Riverside County Superintendent of Schools, Dr. Judy D. White, honors middle school teacher in Coachella Valley USD and two teachers from Palm Springs USD working in Desert Hot Springs
DESERT HOT SPRINGS – Edwin Detoya thought he was starting his school day with a robotics presentation in the multi-purpose room at Bobby Duke Middle School in Coachella. Dr. Brian McDaniel was playing a keyboard in the choir room for his music students at Painted Hills Middle School in Desert Hot Springs. Michelle Beyronneau was finishing a math lesson for her students at Desert Hot Springs High School. Each teacher was abruptly interrupted by Riverside County Superintendent of Schools, Dr. Judy D. White, and an entourage of family members and educators with news that they had been named 2018 Riverside County Teachers of the Year.
Earlier in the week, Martha Rodriguez, a 6th grade dual language immersion teacher at Sunnyslope Elementary School in Jurupa Unified School District was named the first 2018 Riverside County Teacher of the Year. All four teachers will represent Riverside County at the state competition where at least one Riverside County teacher has been selected as a California Teacher of the Year in three of the last four years. Riverside County Teachers of the Year for 2017 were honored in February—including 2017 California State Teacher of the Year, Shaun Bunn, from Ethan A. Chase Middle School in the Romoland School District. In May of 2018, the newly-named teachers of the year will be honored at the Riverside County Office of Education’s annual Celebrating Educators Luncheon.
The Riverside County Teachers of the Year are selected from nearly 20,000 educators in the county. The rigorous application process requires candidates to spend time reflecting on, and carefully defining, their teaching philosophy. The county teachers of the year are selected on the basis of nominations by teachers, principals, and school district administrators throughout the county. Applications are then submitted to the Riverside County Office of Education, where an outside selection committee reviews the applications on each district candidate and selects the four finalists. The selection committee then conducts on-site classroom visitations for each finalist before the county superintendent announces the Riverside County Teachers of the Year.
After accompanying 12 of his students to a national wind turbine competition in Anaheim the previous two days, Bobby Duke Middle School mathematics and robotics teacher, Edwin Detoya, returned to campus today and was promptly surprised to learn that he had been named a 2018 Riverside County Teacher of the Year.
“I love my work and am very passionate at what I do because it is an opportunity to give back to education which brought me and my family where we are today,” Mr. Detoya said in his application.
Mr. Detoya earned multiple degrees in Engineering in his native country of the Philippines, a teaching credential from University of California, Riverside, and a master’s degree in education from California State University, San Bernardino. He began teaching in Coachella Valley Unified School District in 2008 and has been instrumental in securing grants that have led to the development of curriculum and competitive teams based on robotics, solar energy, wind power, and drone technology. Mr. Detoya is a resident of Beaumont.

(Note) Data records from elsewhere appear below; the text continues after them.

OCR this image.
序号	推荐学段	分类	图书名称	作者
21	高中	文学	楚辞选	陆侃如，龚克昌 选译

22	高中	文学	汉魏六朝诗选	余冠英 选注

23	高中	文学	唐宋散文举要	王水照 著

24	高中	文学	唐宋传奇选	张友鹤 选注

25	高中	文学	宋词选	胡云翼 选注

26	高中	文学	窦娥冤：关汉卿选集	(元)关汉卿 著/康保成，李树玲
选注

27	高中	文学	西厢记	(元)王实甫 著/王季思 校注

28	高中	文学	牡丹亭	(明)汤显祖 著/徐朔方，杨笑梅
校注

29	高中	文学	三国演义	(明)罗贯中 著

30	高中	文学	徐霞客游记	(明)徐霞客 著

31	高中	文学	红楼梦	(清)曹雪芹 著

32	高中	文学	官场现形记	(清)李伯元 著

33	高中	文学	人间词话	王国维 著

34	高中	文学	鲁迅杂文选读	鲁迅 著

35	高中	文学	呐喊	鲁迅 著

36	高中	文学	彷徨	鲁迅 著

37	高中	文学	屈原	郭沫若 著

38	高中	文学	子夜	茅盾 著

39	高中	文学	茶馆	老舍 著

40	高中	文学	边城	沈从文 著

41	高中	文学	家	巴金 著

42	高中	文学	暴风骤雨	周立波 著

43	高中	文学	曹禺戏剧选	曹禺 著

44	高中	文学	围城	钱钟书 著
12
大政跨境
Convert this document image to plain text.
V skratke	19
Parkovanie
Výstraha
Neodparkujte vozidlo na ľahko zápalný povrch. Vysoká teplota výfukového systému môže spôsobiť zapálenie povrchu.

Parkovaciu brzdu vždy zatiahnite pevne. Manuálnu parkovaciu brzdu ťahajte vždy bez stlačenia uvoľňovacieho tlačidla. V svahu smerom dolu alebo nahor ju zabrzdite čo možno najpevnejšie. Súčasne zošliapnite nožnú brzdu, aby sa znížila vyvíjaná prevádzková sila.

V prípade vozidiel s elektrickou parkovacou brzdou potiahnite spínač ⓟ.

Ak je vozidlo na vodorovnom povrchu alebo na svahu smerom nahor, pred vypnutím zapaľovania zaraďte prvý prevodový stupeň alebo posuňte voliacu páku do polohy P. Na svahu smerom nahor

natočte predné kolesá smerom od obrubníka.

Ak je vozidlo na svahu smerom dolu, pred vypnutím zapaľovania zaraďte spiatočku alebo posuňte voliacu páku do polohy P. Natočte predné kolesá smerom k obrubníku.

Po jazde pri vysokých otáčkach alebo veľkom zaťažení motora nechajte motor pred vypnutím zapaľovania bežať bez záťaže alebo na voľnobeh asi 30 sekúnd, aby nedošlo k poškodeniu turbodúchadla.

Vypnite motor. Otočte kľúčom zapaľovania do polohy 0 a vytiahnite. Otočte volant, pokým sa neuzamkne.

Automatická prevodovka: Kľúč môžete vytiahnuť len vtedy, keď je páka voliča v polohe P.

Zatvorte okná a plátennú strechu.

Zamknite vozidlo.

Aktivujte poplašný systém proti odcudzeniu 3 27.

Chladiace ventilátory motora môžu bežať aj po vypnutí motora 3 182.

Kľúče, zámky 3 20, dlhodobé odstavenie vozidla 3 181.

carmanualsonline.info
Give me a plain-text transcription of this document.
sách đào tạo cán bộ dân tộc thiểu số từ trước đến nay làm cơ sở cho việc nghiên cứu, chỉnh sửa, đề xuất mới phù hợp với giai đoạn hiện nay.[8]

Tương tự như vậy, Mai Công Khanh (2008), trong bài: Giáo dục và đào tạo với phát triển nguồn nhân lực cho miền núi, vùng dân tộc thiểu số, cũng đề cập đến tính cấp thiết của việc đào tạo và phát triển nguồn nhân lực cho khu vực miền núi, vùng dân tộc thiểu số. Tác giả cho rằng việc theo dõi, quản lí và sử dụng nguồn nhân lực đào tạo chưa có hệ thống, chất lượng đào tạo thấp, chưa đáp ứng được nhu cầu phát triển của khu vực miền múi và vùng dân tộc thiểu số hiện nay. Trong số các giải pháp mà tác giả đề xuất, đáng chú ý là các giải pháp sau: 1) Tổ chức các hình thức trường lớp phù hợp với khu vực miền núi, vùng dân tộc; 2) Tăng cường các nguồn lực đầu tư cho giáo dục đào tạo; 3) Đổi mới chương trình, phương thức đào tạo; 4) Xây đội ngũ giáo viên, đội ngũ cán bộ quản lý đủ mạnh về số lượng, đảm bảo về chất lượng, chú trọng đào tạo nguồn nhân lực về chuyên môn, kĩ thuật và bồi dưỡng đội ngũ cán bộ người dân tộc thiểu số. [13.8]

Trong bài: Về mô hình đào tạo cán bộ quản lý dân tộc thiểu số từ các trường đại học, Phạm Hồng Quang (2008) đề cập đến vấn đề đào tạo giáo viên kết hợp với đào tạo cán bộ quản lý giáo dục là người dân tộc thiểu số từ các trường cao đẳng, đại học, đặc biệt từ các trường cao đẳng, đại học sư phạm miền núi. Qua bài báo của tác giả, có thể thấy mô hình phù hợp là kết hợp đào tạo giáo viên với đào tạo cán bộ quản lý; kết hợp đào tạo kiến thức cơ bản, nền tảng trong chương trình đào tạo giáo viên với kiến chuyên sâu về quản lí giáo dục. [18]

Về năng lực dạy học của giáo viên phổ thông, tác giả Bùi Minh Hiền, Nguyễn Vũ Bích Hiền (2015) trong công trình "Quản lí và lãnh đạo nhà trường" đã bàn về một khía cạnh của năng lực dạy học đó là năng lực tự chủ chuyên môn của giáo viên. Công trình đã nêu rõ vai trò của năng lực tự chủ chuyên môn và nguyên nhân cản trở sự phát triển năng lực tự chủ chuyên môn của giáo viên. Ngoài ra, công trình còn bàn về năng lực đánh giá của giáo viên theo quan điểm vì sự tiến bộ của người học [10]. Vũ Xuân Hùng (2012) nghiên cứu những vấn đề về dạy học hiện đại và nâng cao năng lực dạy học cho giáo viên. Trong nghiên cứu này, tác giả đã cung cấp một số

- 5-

Dr. Brian McDaniel was raised in Desert Hot Springs, attended the public schools in the Palm Springs Unified School District, and is now in his second stint leading a music program in the district. Formerly the band director at Desert Hot Springs High School from 2006 to 2015, McDaniel has now sparked a new energy into the band and choir program at Painted Hills Middle School, named The Regiment. When he arrived in 2014, there were 75 students. Now, the tune is different with 250 students involved in the program—representing more than one-third of the entire student population and including every level of skill, socio-economic status, and background.
“The Regiment is a safety net to protect kids against the trials of middle school,” Dr. McDaniel said in his application. “I believe my greatest contribution is providing my students with hope.”
Dr. McDaniel’s earned a bachelor’s degree in music from California State University, Long Beach. He proceeded to receive a master’s degree in education from California State University, San Bernardino. In 2011, he completed his doctorate of educational leadership from the University of Redlands. He is a resident of Cathedral City.
It was the high school math teacher of Michelle Beyronneau’s mother that convinced her that she could actually go to college. Two generations later, students at Desert Hot Springs High School in the Palm Springs Unified School District are on the receiving end of Michelle’s belief in their potential to succeed in school and in life. When applying for a teaching position within the district, Mrs. Beyronneau researched the schools with the highest performing students, and promptly avoided them—focusing instead on positions where she could pour into students with the greatest socio-economic and academic needs.
“My greatest accomplishment in education is creating a safe space for my students—an eye in the center of their storm and helping them create a short or long term path to success.” Mrs. Beyronneau shared in her application. “I love math, but I could be happy teaching anything. I don’t teach because of math. I teach because of students.”
Mrs. Beyronneau graduated with a degree in mathematics from Creighton University in Nebraska. She earned a master’s degree in educational administration from the University of Redlands. She is a resident of Cathedral City.